Gerade wenn Ihr Kind zu Fuß unterwegs sein wird, ist der kürzeste Weg zur Schule nicht unbedingt der beste!
Schon vor dem ersten Schultag sollten Sie diese Strecke mit Ihrem Kind üben. So verinnerlicht es nicht nur die festgelegte Wegstrecke, sondern lernt auch gefährliche Situationen zu erkennen und zu bewältigen.

Schulweg

Die größte Herausforderung des Schulweges ist sicherlich das Übequeren der Fahrbahn.

An einer Fußgängerampel:

Am sichersten ist das Überqueren der Fahrbahn an einer Fußgängerampel. Allerdings werden Kinder bei langen Wartezeiten ungeduldig und haben den Eindruck die Ampel sei kaputt. Erklären Sie Ihrem Kind, dass die Ampelanlage Zeit braucht, um auf Grün umzuschalten. Es soll außerdem wissen, dass man auch bei einer grünen Ampel vorsichtig sein muss. Trainiren Sie mit Ihrem Kind, das es zügig weitergeht, wenn die Ampel plötzlich auf Rot umschaltet.

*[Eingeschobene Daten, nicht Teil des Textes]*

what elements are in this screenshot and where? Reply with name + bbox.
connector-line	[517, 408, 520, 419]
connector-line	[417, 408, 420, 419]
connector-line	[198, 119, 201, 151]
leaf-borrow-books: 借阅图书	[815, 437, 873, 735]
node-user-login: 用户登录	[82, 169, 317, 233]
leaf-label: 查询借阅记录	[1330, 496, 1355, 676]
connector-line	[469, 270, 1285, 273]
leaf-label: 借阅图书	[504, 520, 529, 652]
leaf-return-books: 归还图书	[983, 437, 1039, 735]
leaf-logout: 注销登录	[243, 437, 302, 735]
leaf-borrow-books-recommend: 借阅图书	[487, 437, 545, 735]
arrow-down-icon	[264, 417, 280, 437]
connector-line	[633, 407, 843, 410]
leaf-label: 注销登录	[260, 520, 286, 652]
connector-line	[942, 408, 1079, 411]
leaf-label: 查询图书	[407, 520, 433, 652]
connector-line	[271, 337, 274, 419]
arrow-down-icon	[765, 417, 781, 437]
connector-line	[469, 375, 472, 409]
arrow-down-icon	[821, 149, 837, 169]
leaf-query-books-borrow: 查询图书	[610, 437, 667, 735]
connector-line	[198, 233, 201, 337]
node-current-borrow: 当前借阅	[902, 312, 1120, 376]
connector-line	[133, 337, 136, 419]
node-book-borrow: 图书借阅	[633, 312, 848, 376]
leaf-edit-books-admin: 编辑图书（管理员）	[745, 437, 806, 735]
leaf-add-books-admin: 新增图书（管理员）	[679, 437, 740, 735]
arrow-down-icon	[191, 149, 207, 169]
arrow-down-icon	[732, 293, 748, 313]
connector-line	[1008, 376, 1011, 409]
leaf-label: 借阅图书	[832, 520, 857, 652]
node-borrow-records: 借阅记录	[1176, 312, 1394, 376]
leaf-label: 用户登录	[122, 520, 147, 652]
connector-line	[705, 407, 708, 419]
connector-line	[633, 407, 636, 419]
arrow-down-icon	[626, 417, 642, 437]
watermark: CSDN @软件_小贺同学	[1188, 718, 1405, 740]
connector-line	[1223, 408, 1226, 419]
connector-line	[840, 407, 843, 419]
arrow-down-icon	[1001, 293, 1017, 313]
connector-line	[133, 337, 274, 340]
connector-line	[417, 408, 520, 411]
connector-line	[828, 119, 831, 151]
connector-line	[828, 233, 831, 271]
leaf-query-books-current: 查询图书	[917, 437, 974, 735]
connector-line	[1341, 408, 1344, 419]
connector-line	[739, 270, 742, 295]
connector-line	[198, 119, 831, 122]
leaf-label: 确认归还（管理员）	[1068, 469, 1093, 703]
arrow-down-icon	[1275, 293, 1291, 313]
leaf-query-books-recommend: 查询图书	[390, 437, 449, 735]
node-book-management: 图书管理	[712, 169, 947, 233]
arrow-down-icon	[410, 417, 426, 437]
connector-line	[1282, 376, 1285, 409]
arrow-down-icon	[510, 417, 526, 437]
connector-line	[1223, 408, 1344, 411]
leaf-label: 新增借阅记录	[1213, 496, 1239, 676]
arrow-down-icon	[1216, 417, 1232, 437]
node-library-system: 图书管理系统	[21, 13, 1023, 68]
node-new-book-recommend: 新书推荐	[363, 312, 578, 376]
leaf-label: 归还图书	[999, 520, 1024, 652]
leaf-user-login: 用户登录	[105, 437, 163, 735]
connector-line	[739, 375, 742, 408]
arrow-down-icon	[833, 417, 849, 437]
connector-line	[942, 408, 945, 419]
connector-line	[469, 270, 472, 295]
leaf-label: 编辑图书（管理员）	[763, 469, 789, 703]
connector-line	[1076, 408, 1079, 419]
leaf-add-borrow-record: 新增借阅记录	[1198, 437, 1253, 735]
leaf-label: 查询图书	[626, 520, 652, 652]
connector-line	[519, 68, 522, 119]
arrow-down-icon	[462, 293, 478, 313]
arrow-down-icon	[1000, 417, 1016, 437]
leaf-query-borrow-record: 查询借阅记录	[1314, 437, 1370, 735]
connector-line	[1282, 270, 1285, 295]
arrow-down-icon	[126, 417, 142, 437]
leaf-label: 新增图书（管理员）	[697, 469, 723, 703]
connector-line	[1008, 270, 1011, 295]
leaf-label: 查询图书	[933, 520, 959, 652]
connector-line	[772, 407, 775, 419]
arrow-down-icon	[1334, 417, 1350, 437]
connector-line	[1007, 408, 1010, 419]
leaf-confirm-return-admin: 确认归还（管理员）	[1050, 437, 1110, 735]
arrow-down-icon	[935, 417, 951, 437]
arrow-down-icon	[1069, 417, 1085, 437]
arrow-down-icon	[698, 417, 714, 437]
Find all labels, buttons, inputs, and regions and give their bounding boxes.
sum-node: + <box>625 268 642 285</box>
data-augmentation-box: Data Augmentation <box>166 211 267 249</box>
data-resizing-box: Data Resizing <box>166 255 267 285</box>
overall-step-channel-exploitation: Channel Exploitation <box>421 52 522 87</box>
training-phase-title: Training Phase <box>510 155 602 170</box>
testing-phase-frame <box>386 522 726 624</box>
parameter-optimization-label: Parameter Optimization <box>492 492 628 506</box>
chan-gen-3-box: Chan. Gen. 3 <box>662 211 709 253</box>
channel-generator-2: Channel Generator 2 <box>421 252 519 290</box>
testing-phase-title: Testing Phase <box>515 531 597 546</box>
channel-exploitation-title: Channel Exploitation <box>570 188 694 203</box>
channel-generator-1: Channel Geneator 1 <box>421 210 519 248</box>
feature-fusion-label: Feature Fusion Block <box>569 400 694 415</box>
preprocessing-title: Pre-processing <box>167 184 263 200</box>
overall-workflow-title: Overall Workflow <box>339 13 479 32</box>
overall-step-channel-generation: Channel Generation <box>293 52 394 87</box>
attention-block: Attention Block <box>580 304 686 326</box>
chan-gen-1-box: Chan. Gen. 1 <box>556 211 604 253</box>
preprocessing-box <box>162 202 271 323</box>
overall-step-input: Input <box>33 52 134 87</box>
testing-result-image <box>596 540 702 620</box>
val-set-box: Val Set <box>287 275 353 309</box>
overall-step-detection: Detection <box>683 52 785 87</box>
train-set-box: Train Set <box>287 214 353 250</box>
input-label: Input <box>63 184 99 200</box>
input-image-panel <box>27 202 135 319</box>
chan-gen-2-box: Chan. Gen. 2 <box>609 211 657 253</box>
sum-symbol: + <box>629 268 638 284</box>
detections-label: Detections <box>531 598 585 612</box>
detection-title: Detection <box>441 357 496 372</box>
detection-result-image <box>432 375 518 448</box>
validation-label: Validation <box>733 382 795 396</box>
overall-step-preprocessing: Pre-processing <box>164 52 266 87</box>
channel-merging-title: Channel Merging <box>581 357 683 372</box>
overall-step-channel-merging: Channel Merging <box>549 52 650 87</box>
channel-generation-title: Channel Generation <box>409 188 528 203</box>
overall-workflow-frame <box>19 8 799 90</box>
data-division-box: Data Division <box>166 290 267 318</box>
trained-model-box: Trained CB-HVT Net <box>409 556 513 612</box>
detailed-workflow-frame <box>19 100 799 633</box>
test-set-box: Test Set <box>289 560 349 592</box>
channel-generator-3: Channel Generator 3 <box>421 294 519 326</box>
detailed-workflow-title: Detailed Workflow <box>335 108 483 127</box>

An einem Fußgängerüberweg:

Ein Fußgängerüberweg ist eine große Hilfe, bietet aber keine absolute Sicherheit. Ihr Kind muss sich zu beiden Seiten absichern, ob die Fahrbahn frei ist. Die Aufnahme des Blickkontaktes zum Fahrzeuglenker ist in dieser Situation sinnvoll. Zusätzlich kann ein Handzeichen eingeübt werden, das Autofahrern signalisiert, dass Ihr Kind die Straße überqueren möchte.

An einer Straße mit Mittel- bzw. Verkehrsinseln:

Auch Verkehrsinseln und Mittelstreifen eigenen sich gut für das Überqueren der Fahrbahn. Sie unterteilen die Strecke in zwei Etappen, sodass Ihr Kind jeweils nur Autos aus einer Fahrtrichtung beobachten muss.

Ohne Ampel oder Fußgängerüberweg:

Muss Ihr Kind eine Fahrbahn ohne Hilfe überqueren, stellt es sich so nah an die Bordsteinkante, dass es die Straße nach links und rechts gut einsehen kann, aber dennoch genügend Abstand zu den Fahrzeugen bleibt. Ihr Kind sollte nach links, rechts und dann wieder nach links schauen. Ist die Fahrbahn frei, kann es die Fahrbahn überqueren.

Zwischen parkenden Autos:

Besonders gefährlich ist das Überqueren der Fahrbahn für Ihr Kind zwischen parkenden Autos. Bereiche, wo auf beiden Seiten geparkt wird, sollte Ihr Kind daher unbedingt meiden.

In 19 Kindereinrichtungen des Bereiches des Polizeirevier Burgstädt wird dieses in einem 4-5 Stunden Programm durch den Präventionssachbearbeiter vermittelt.